For the most part, Republicans are choosing not to engage with the president on rhetoric this time. After returning to Washington from a month of town-hall meetings with constituents, they are pledging — outwardly at least — to find common ground with Mr. Obama where possible. They are also mindful that Congress' job-approval ratings are even lower than that of the president.
Rep. Darrell E. Issa, chairman of the House Committee on Oversight and Government Reform, described Mr. Obama's plan as "stimulus three," but said Republicans should build on portions they can agree with. He praised the president for seeking greater deficit reduction, but questioned Mr. Obama's need for tax increases while he's also cutting payroll taxes.
"A tax increase never actually created a job," Mr. Issa said.
Sen. Bernard Sanders, Vermont independent, had measured praise for Mr. Obama's speech, but said his former colleague in the Senate didn't go far enough on infrastructure spending. He also worried about diverting money from the Social Security trust fund to help pay for Mr. Obama's proposed additional payroll-tax cut for employers.
Mr. Obama again called for "modest adjustments" to Medicare, saying, "If we don't gradually reform the system while protecting current beneficiaries, it won't be there when future retirees need it."
Many Republican lawmakers said Mr. Obama is offering more of the same policies that have failed to produce jobs. A handful of GOP lawmakers even skipped the speech.
"His hopeless economic policies are costing too much," said Sen. John Thune, South Dakota Republican.
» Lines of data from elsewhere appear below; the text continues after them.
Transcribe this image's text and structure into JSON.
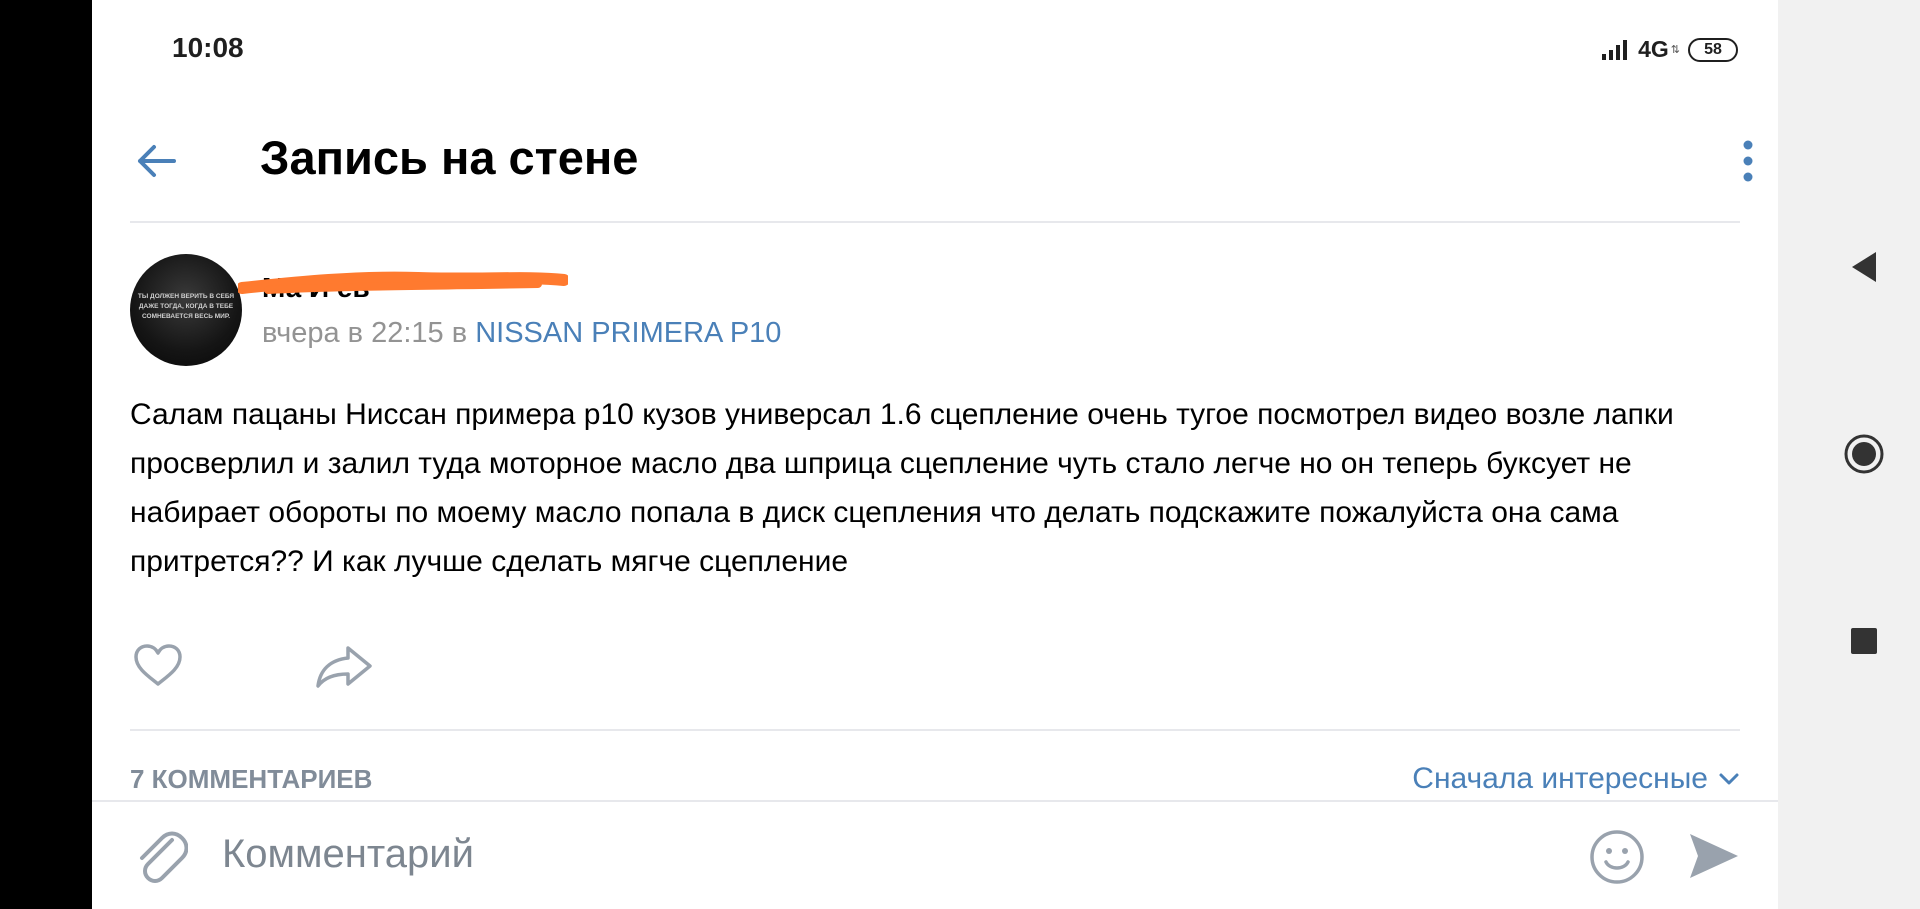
{
  "status_bar": {
    "time": "10:08",
    "network": "4G",
    "network_sub": "⇅",
    "battery": "58"
  },
  "header": {
    "title": "Запись на стене"
  },
  "post": {
    "author_name": "Ма         И          ев",
    "time": "вчера в 22:15 в ",
    "group": "NISSAN PRIMERA P10",
    "avatar_text": "ТЫ ДОЛЖЕН ВЕРИТЬ В СЕБЯ ДАЖЕ ТОГДА, КОГДА В ТЕБЕ СОМНЕВАЕТСЯ ВЕСЬ МИР.",
    "text": "Салам пацаны Ниссан примера р10 кузов универсал 1.6 сцепление очень тугое посмотрел видео возле лапки просверлил и залил туда моторное масло два шприца сцепление чуть стало легче но он теперь буксует не набирает обороты по моему масло попала в диск сцепления что делать подскажите пожалуйста она сама притрется?? И как лучше сделать мягче сцепление"
  },
  "comments": {
    "count_label": "7 КОММЕНТАРИЕВ",
    "sort_label": "Сначала интересные"
  },
  "composer": {
    "placeholder": "Комментарий"
  },
  "colors": {
    "accent": "#4a80b8",
    "muted": "#818c99",
    "redaction": "#ff7a2f"
  }
}
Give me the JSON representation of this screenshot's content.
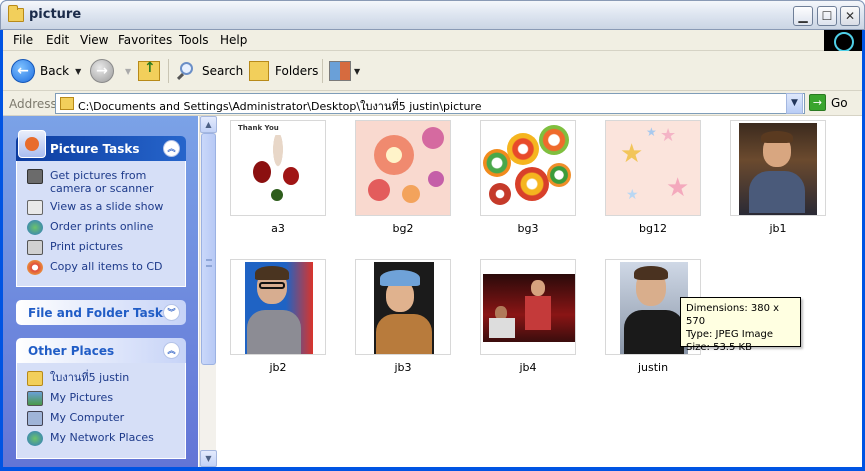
{
  "window": {
    "title": "picture"
  },
  "menu": [
    "File",
    "Edit",
    "View",
    "Favorites",
    "Tools",
    "Help"
  ],
  "toolbar": {
    "back_label": "Back",
    "search_label": "Search",
    "folders_label": "Folders"
  },
  "address": {
    "label": "Address",
    "path": "C:\\Documents and Settings\\Administrator\\Desktop\\ใบงานที่5 justin\\picture",
    "go_label": "Go"
  },
  "panels": {
    "picture_tasks": {
      "title": "Picture Tasks",
      "items": [
        "Get pictures from camera or scanner",
        "View as a slide show",
        "Order prints online",
        "Print pictures",
        "Copy all items to CD"
      ]
    },
    "file_folder_tasks": {
      "title": "File and Folder Tasks"
    },
    "other_places": {
      "title": "Other Places",
      "items": [
        "ใบงานที่5 justin",
        "My Pictures",
        "My Computer",
        "My Network Places"
      ]
    }
  },
  "files": [
    "a3",
    "bg2",
    "bg3",
    "bg12",
    "jb1",
    "jb2",
    "jb3",
    "jb4",
    "justin"
  ],
  "thumb_text": {
    "thank_you": "Thank You"
  },
  "tooltip": {
    "dimensions": "Dimensions: 380 x 570",
    "type": "Type: JPEG Image",
    "size": "Size: 53.5 KB"
  }
}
Mr. Cantor told reporters before the speech that the president's proposal to extend payroll-tax cuts, worth $1,500 per household, is "certainly part of the mix as we talk about how to go forward."
The president said his plan would repair at least 35,000 schools. "This is America," he said. "Every child deserves a great school."
And he said thousands of teachers would be hired with the money.
"While they're adding teachers in places like South Korea, we're laying them off in droves," the president said. "It's unfair to our kids. It undermines their future and ours. And it has to stop. Pass this jobs bill, and put our teachers back in the classroom where they belong."